Stress: die Epidemie des 21. Jahrhunderts

Donnerstag, 19. November 2020

Stress: die Epidemie des 21. Jahrhunderts

Die Gegenwart ist schon etwas Beeindruckendes. Jeder hat heute einen Computer eingesteckt, der um ein vielfaches leistungsfähiger ist als jener, der die ersten Menschen auf den Mond brachte. Dazu kommen wissenschaftliche und medizinische Durchbrüche und eine zunehmende Automatisierung, die den Menschen immer mehr lästige Arbeiten abnimmt.

Doch irgendetwas stimmt in dieser scheinbaren Idylle nicht. Wie kann es sonst sein, dass immer mehr Menschen immer mehr Stress haben – und zwar die ganze Zeit?

Noch nie hatten die Menschen in der westlichen Welt so viel Zeit und dennoch ist Dauerstress für einen Großteil der Bevölkerung mittlerweile der Normalzustand.

Stress: es wird persönlich

Jeder Mensch reagiert auf Stress unterschiedlich, denn er ist eine sehr persönliche Angelegenheit. Stresssymptome können sich deshalb auch jeweils anders zeigen. Die Symptome fallen in folgende Kategorien:

  • körperlich -> Zittern, Verspannungen
  • geistig -> Unkonzentriertheit, verlangsamte Reaktionszeit
  • psychisch -> Panik, Niedergeschlagenheit
  • Verhaltensänderung -> Essverhalten, Konsum von Alkohol, Koffein

All diese Symptome treten dabei von Person zu Person in unterschiedlicher Intensität und Kombination auf.

Die Wirkungen von Stress auf den Körper

Grundsätzlich muss Stress nicht negativ sein. Er fordert uns und schärft die Sinne, doch ist er zu intensiv oder dauert er zu lange, schadet er uns.
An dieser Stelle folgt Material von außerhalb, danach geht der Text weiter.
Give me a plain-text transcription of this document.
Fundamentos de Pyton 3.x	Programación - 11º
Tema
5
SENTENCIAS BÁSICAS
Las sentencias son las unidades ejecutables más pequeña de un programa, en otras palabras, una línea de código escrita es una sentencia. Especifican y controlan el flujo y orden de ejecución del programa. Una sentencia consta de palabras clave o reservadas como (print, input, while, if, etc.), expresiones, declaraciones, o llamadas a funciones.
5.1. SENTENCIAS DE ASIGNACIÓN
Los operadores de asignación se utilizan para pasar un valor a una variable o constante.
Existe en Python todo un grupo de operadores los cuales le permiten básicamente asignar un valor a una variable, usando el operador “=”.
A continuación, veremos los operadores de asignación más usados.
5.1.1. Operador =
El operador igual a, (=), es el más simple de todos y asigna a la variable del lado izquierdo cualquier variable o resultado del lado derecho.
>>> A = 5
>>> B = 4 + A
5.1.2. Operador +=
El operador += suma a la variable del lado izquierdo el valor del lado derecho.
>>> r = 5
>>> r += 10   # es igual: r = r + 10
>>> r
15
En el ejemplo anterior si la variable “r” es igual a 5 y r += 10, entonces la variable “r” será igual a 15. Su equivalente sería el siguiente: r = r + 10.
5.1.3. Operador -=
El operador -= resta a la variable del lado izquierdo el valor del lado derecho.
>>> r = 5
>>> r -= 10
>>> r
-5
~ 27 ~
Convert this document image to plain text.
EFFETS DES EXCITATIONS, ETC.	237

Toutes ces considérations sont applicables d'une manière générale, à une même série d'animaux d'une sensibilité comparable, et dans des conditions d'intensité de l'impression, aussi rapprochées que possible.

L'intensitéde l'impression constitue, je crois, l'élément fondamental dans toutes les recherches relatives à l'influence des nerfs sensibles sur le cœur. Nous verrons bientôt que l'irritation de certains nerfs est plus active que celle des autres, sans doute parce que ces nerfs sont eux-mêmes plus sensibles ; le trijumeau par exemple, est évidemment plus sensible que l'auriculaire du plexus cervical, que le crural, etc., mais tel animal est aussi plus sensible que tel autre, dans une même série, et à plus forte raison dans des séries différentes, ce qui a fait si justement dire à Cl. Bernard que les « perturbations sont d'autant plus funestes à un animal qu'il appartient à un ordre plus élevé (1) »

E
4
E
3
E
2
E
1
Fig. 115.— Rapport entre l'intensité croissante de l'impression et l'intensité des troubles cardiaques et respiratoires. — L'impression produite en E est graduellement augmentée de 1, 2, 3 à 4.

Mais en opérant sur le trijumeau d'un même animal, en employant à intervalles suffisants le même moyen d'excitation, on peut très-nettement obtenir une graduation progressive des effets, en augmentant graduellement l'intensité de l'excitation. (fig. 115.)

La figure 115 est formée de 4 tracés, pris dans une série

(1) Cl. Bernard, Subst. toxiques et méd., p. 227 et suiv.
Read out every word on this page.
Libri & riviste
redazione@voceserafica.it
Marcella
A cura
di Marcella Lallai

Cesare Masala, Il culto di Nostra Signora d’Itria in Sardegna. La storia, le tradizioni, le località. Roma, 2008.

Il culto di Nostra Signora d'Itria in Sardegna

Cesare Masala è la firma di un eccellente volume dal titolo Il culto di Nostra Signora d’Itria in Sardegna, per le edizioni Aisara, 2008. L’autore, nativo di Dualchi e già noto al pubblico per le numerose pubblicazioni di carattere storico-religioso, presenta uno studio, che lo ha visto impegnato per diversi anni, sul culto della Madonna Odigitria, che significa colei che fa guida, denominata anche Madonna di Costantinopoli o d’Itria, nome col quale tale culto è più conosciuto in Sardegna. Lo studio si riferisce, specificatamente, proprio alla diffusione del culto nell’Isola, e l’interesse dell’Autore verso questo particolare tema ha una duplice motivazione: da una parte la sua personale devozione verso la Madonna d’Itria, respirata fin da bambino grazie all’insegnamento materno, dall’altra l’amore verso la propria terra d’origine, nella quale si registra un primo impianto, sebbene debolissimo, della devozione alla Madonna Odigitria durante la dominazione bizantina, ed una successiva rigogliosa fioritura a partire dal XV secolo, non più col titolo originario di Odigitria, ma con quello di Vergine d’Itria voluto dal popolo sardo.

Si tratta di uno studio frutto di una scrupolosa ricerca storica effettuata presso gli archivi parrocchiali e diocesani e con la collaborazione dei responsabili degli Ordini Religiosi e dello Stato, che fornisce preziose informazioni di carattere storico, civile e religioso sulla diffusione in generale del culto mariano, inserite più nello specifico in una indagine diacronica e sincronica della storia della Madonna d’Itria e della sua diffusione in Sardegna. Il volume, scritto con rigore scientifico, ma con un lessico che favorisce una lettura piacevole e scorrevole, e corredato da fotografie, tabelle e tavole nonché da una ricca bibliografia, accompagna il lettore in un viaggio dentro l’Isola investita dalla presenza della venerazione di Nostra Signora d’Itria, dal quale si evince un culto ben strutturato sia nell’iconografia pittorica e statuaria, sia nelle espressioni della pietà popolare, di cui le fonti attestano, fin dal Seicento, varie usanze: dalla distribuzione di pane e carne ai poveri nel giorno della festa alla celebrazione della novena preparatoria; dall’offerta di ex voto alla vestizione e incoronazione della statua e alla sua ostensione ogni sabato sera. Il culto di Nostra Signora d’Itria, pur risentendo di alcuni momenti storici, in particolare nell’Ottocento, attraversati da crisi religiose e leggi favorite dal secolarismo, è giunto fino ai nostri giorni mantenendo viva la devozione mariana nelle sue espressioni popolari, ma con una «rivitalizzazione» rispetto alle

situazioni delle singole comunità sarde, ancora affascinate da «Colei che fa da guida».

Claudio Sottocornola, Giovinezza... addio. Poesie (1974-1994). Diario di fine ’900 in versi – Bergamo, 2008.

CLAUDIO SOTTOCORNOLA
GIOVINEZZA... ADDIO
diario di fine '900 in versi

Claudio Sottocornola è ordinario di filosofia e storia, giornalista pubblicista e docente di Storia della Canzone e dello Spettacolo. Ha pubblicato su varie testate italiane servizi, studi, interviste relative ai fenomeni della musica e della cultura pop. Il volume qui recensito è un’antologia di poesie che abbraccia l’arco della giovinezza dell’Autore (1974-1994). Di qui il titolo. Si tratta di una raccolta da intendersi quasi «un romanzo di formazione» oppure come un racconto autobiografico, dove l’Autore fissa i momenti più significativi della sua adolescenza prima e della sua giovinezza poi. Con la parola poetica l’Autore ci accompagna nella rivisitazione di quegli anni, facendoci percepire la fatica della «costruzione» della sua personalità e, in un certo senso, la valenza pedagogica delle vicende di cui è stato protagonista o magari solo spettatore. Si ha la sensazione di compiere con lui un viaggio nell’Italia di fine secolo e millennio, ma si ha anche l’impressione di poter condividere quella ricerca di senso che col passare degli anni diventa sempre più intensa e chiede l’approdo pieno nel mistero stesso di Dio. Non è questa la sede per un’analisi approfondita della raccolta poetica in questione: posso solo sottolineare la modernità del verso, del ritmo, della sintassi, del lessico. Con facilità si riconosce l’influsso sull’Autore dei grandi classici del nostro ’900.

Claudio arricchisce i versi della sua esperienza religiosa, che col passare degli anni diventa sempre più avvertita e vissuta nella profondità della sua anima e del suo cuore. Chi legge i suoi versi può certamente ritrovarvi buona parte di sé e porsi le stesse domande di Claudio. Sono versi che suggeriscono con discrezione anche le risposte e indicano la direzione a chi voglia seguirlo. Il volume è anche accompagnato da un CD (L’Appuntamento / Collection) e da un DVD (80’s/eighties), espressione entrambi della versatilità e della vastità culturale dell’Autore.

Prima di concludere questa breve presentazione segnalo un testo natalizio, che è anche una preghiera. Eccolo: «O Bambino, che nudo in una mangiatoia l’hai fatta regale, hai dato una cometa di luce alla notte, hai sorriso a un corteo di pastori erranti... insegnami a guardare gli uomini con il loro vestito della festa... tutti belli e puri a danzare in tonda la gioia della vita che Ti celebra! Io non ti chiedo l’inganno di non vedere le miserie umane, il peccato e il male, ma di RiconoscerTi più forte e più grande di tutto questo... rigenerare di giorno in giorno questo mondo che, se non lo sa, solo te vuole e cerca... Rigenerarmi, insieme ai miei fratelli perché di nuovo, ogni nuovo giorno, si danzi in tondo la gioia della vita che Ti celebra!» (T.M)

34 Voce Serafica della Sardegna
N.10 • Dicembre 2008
Stress entsteht, wenn unser Gehirn irgendeine Art von Gefahr wahrnimmt. Das so ausgeschüttete Kortisol und Adrenalin erhöhen unseren Blutdruck, den Blutzuckerspiegel sowie die Herz- und Atemfrequenz. Der Körper läuft auf Hochtouren.

Stressoren

Ausgelöst wird eine Stressreaktion heute nicht mehr von den gleichen Dingen wie früher. Es gibt heute schließlich kaum mehr Raubtiere, denen man in der Natur beim Jagen begegnen kann – wir jagen zudem nur noch selten. Aber es gibt andere Stressauslöser, wie z. B.

  • übermäßiger Lärm
  • Überforderung oder Unterforderung am Arbeitsplatz
  • Versagensangst
  • Existenzängste
  • finanzielle Probleme

Kombiniert man das dann noch mit der ständigen Erreichbarkeit und der Tatsache, dass die meisten Menschen zu viele Dinge auf ihrer täglichen To-Do-Liste haben, wundert man sich nicht mehr, dass chronischer Stress entsteht.

Weil wir uns noch dazu immer weniger bewegen, hat der Körper auch keine Möglichkeit mehr, das Adrenalin und das Kortisol abzubauen. Ein Teufelskreis, der das Risiko für verschiedene Krankheiten, von Diabetes bis hin zu Herz-Kreislauf-Erkrankungen, in die Höhe treibt.

Wie mit Stress umgehen

Stress im Zaum zu halten ist im Grunde gar nicht so schwer. Das beste Mittel gegen Stress ist nämlich Erholung. Am besten dabei ist guter Schlaf, denn nichts entspannt mehr. Aber Sie können auch viele andere Dinge tun, die Sie persönlich als entspannend empfinden, ob das nun das Lesen eines guten Buches, ein Hobby oder Bewegung ist.

Körperliche Bewegung ist jedenfalls immer gut und senkt nicht nur den Stresslevel, sondern hilft auch, die durch Stress erhöhte Erkrankungswahrscheinlichkeit zu senken.

Sie können natürlich auch eine Entspannungsmethode lernen. Ob es nun Autogenes Training, Tai Chi oder Yoga ist, all diese Dinge können aktiv eingesetzt werden, um gegen zu viel Stress vorzugehen.

Sie sehen also, es gibt viele Mittel und Wege, mit Stress fertig zu werden. Wichtig ist nur, dass Sie es auch umsetzen.